Humans tend to romanticize the past. In many ways it helps us see the good in what has been and what is now, but in other ways it disguises the truth.
The history of American public schooling is a notable example of viewing history through rose-colored glasses. In my college and graduate school education classes, I read books and articles about how American public schooling was intended to be a great equalizer, to provide opportunity and social mobility to every child regardless of background. But I also learned that the rosy stories I had been taught about American history, from Christopher Columbus to Thomas Jefferson, had a darker side not often revealed. Did the origin of American schooling have a similar shadow?
It turns out it did. The myth we have been told about the history of American public schooling as a national treasure that nurtures our democracy is untrue. The reality is that 19th century politicians and citizens were fearful of and overwhelmed by rapid societal change, as thousands of immigrants streamed into American cities in the mid-1800s.
Between 1830 and 1840 U.S. immigration quadrupled, and between 1840 and 1850, it tripled again. Particularly troubling to lawmakers at the time was the fact that many of these new immigrants were Irish Catholics who threatened the dominant Anglo-Saxon Protestant cultural and religious customs. “Those now pouring in upon us, in masses of thousands upon thousands, are wholly of another kind in morals and intellect,” mourned the Massachusetts state legislature regarding the new Boston immigrants.
Universal, taxpayer-funded “common schools” became the mechanism to rein in these masses and “Americanize” them to societal norms. Interestingly, many of the Irish Catholic immigrant families didn’t want to send their children to these so-called “secular” schools that continued to reflect prevailing Protestant ideals and texts. So the solution for lawmakers was simply to make them attend.
1852 marks the onset of what public schooling advocates herald as universal, taxpayer-supported public schooling for all children regardless of background. What is often missing is the acknowledgement that the 1852 compulsory schooling law, passed in Massachusetts and subsequently replicated in all states, was the first to mandate school attendance under a legal threat of force.
Many families rebelled. Catholics, for example, created their own private, parochial schools. Outraged by this action, lawmakers throughout the country began in the 1880s to pass laws known as Blaine Amendments that prohibited any public funding for private schools. These laws remain today in many states, and are at the heart of the debate around school choice, particularly, vouchers that would enable parents to receive public money to use at private schools.
Beyond limiting access to funding, citizens and lawmakers sought additional ways to outlaw private schools and compel children to attend public schools. In 1922, Oregon passed an expanded compulsory schooling law requiring all children to attend a public school, thus prohibiting attendance at parochial and private schools. In 1925, in the landmark case of Pierce v. Society of Sisters, the U.S. Supreme Court struck down the Oregon law as unconstitutional. In delivering the opinion of the Court, Justice McReynolds wrote:
“…the Act of 1922 unreasonably interferes with the liberty of parents and guardians to direct the upbringing and education of children under their control…The fundamental theory of liberty upon which all governments in this Union repose excludes any general power of the State to standardize its children by forcing them to accept instruction from public teachers only. The child is not the mere creature of the State; those who nurture him and direct his destiny have the right, coupled with the high duty, to recognize and prepare him for additional obligations.”
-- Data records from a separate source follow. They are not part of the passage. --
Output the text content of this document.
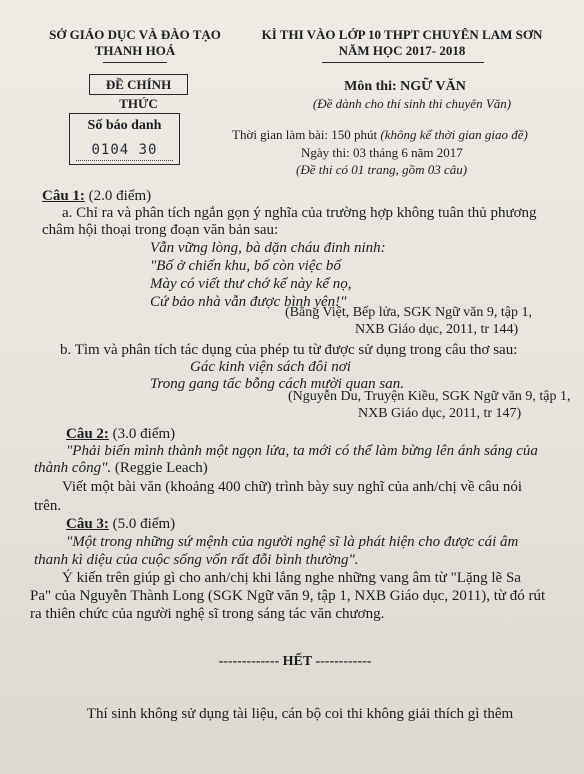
SỞ GIÁO DỤC VÀ ĐÀO TẠO
THANH HOÁ
KÌ THI VÀO LỚP 10 THPT CHUYÊN LAM SƠN
NĂM HỌC 2017- 2018
ĐỀ CHÍNH THỨC
Số báo danh
0104 30
Môn thi: NGỮ VĂN
(Đề dành cho thí sinh thi chuyên Văn)
Thời gian làm bài: 150 phút (không kể thời gian giao đề)
Ngày thi: 03 tháng 6 năm 2017
(Đề thi có 01 trang, gồm 03 câu)
Câu 1: (2.0 điểm)
a. Chỉ ra và phân tích ngắn gọn ý nghĩa của trường hợp không tuân thủ phương
châm hội thoại trong đoạn văn bản sau:
Vẫn vững lòng, bà dặn cháu đinh ninh:
"Bố ở chiến khu, bố còn việc bố
Mày có viết thư chớ kể này kể nọ,
Cứ bảo nhà vẫn được bình yên!"
(Bằng Việt, Bếp lửa, SGK Ngữ văn 9, tập 1,
NXB Giáo dục, 2011, tr 144)
b. Tìm và phân tích tác dụng của phép tu từ được sử dụng trong câu thơ sau:
Gác kinh viện sách đôi nơi
Trong gang tấc bỗng cách mười quan san.
(Nguyễn Du, Truyện Kiều, SGK Ngữ văn 9, tập 1,
NXB Giáo dục, 2011, tr 147)
Câu 2: (3.0 điểm)
"Phải biến mình thành một ngọn lửa, ta mới có thể làm bừng lên ánh sáng của
thành công". (Reggie Leach)
Viết một bài văn (khoảng 400 chữ) trình bày suy nghĩ của anh/chị về câu nói
trên.
Câu 3: (5.0 điểm)
"Một trong những sứ mệnh của người nghệ sĩ là phát hiện cho được cái âm
thanh kì diệu của cuộc sống vốn rất đỗi bình thường".
Ý kiến trên giúp gì cho anh/chị khi lắng nghe những vang âm từ "Lặng lẽ Sa
Pa" của Nguyễn Thành Long (SGK Ngữ văn 9, tập 1, NXB Giáo dục, 2011), từ đó rút
ra thiên chức của người nghệ sĩ trong sáng tác văn chương.
------------- HẾT ------------
Thí sinh không sử dụng tài liệu, cán bộ coi thi không giải thích gì thêm
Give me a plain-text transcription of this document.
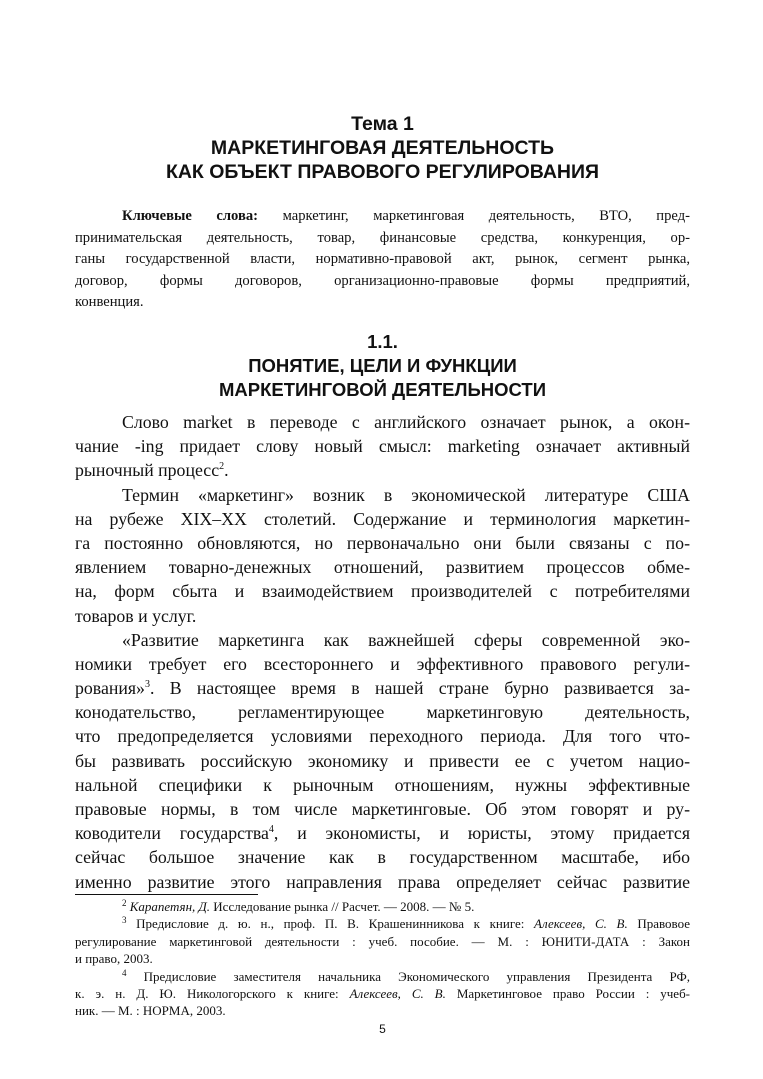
Тема 1
МАРКЕТИНГОВАЯ ДЕЯТЕЛЬНОСТЬ
КАК ОБЪЕКТ ПРАВОВОГО РЕГУЛИРОВАНИЯ
Ключевые слова: маркетинг, маркетинговая деятельность, ВТО, пред-
принимательская деятельность, товар, финансовые средства, конкуренция, ор-
ганы государственной власти, нормативно-правовой акт, рынок, сегмент рынка,
договор, формы договоров, организационно-правовые формы предприятий,
конвенция.
1.1.
ПОНЯТИЕ, ЦЕЛИ И ФУНКЦИИ
МАРКЕТИНГОВОЙ ДЕЯТЕЛЬНОСТИ
Слово market в переводе с английского означает рынок, а окон-
чание -ing придает слову новый смысл: marketing означает активный
рыночный процесс$^2$.
Термин «маркетинг» возник в экономической литературе США
на рубеже XIX–XX столетий. Содержание и терминология маркетин-
га постоянно обновляются, но первоначально они были связаны с по-
явлением товарно-денежных отношений, развитием процессов обме-
на, форм сбыта и взаимодействием производителей с потребителями
товаров и услуг.
«Развитие маркетинга как важнейшей сферы современной эко-
номики требует его всестороннего и эффективного правового регули-
рования»$^3$. В настоящее время в нашей стране бурно развивается за-
конодательство, регламентирующее маркетинговую деятельность,
что предопределяется условиями переходного периода. Для того что-
бы развивать российскую экономику и привести ее с учетом нацио-
нальной специфики к рыночным отношениям, нужны эффективные
правовые нормы, в том числе маркетинговые. Об этом говорят и ру-
ководители государства$^4$, и экономисты, и юристы, этому придается
сейчас большое значение как в государственном масштабе, ибо
именно развитие этого направления права определяет сейчас развитие
$^2$ Карапетян, Д. Исследование рынка // Расчет. — 2008. — № 5.
$^3$ Предисловие д. ю. н., проф. П. В. Крашенинникова к книге: Алексеев, С. В. Правовое
регулирование маркетинговой деятельности : учеб. пособие. — М. : ЮНИТИ-ДАТА : Закон
и право, 2003.
$^4$ Предисловие заместителя начальника Экономического управления Президента РФ,
к. э. н. Д. Ю. Никологорского к книге: Алексеев, С. В. Маркетинговое право России : учеб-
ник. — М. : НОРМА, 2003.
5
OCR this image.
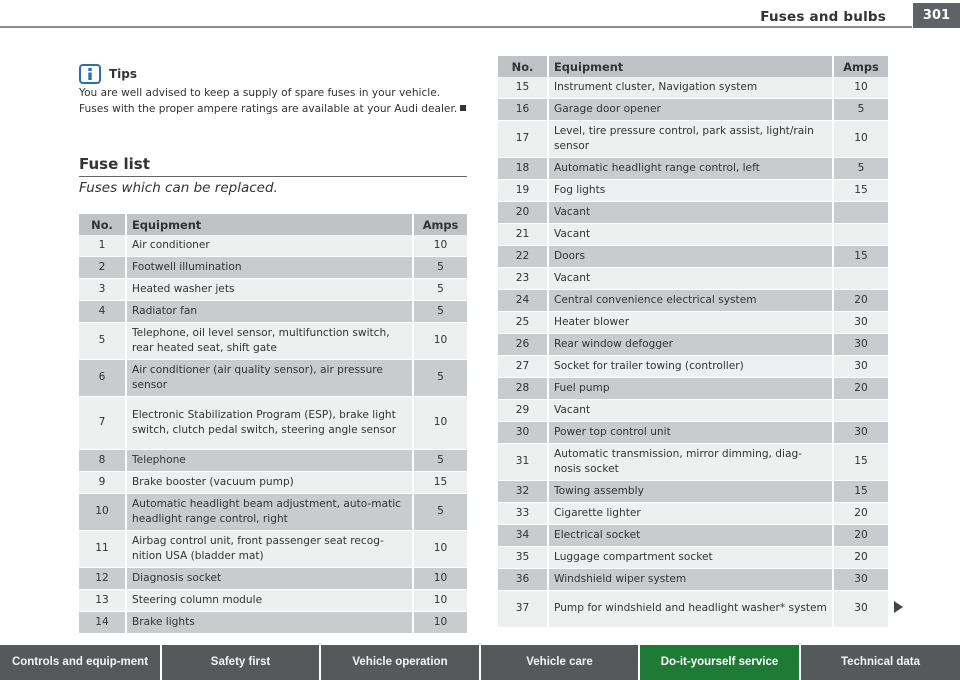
Fuses and bulbs	301
Tips
You are well advised to keep a supply of spare fuses in your vehicle. Fuses with the proper ampere ratings are available at your Audi dealer.
Fuse list
Fuses which can be replaced.
No.	Equipment	Amps
1	Air conditioner	10
2	Footwell illumination	5
3	Heated washer jets	5
4	Radiator fan	5
5	Telephone, oil level sensor, multifunction switch, rear heated seat, shift gate	10
6	Air conditioner (air quality sensor), air pressure sensor	5
7	Electronic Stabilization Program (ESP), brake light switch, clutch pedal switch, steering angle sensor	10
8	Telephone	5
9	Brake booster (vacuum pump)	15
10	Automatic headlight beam adjustment, auto-matic headlight range control, right	5
11	Airbag control unit, front passenger seat recog-nition USA (bladder mat)	10
12	Diagnosis socket	10
13	Steering column module	10
14	Brake lights	10
No.	Equipment	Amps
15	Instrument cluster, Navigation system	10
16	Garage door opener	5
17	Level, tire pressure control, park assist, light/rain sensor	10
18	Automatic headlight range control, left	5
19	Fog lights	15
20	Vacant	
21	Vacant	
22	Doors	15
23	Vacant	
24	Central convenience electrical system	20
25	Heater blower	30
26	Rear window defogger	30
27	Socket for trailer towing (controller)	30
28	Fuel pump	20
29	Vacant	
30	Power top control unit	30
31	Automatic transmission, mirror dimming, diag-nosis socket	15
32	Towing assembly	15
33	Cigarette lighter	20
34	Electrical socket	20
35	Luggage compartment socket	20
36	Windshield wiper system	30
37	Pump for windshield and headlight washer* system	30
Controls and equip-ment	Safety first	Vehicle operation	Vehicle care	Do-it-yourself service	Technical data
In her October Atlantic, “The War on Public Schools,” Erika Christakis takes aim at current efforts to place education decision-making back in the hands of parents and away from the state. She says these school choice efforts, like charter schools and vouchers, threaten American public schooling. Christakis writes: “So what happens when we neglect the public purpose of our publicly funded schools? The discussion of vouchers and charter schools, in its focus on individual rights, has failed to take into account American society at large. The costs of abandoning an institution designed to bind, not divide, our citizenry are high.”
Binding society by force, to inculcate a particular cultural doctrine, is not what builds a free, tolerant, and thriving democracy. Perhaps something erected on questionable moral and historical grounds should be removed.